Assessment of project execution issues and risks is conducted by qualitative risk assessment methods. The FLNG option was assessed together with alternative development options on the basis of recent experience with offshore projects in the region.

The data suggests that overall project feasibility and impact of project risks – including EPC, local security as well as regulatory local content development (LCD) – for FLNG execution is in the “medium” range, comparable to fixed stand-alone offshore development project where applicable.

The key project risk with FLNG option is new technology risk. Use of local/localized engineering is an LCD requirement, but this is subject to scope of work. If less stringent LCD requirements are assumed in the view of the new technology risk factor, then the likelihood and impact of project risks on FLNG development in the region would be deemed to be “low impact.”

Conclusion

Identifying and selecting a feasible development concept is an integral part of a field development study.
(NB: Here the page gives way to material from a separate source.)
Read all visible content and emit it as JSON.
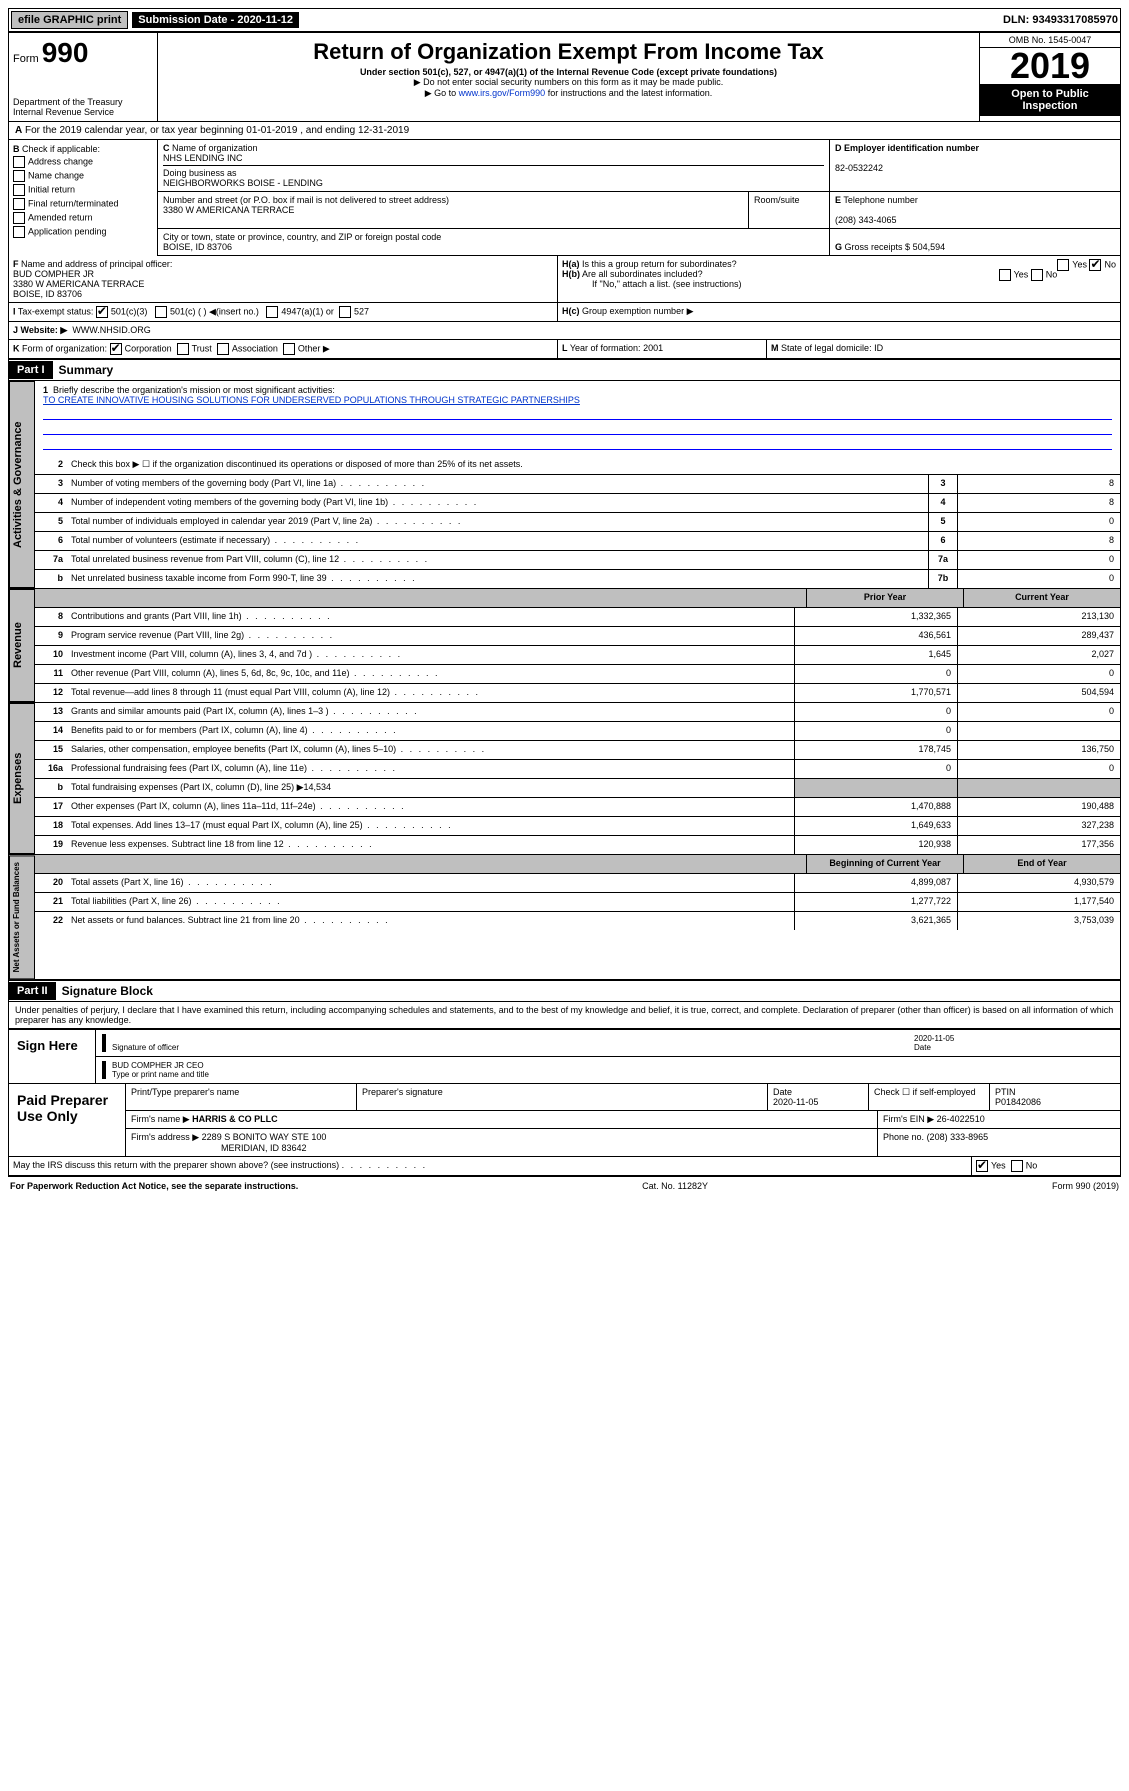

Tieback to shore and other satellite concepts currently offer the most cost effective strategies for upstream offshore gas developments, compared to a standalone development.

However, these options are limited to fields located near-shore or near existing infrastructure. An assessment of the FLNG concept shows that it minimizes the cost on flowlines and a separate onshore (or offshore) gas conditioning facility, thereby minimizing unit development cost for small distant offshore gas fields.

FLNG also allows for a longer production plateau which is optimal for a small field depletion case into LNG. In terms of project execution, the floating option provides for a potentially fasttrack delivery. The floating LNG concept could be actively considered as a “front burner” option for gas development opportunities in the area.

Acknowledgment

Based on a paper presented at the Offshore West Africa Conference and Exhibition held at the International Conference Centre, in Accra, Ghana, March 15-17, 2011.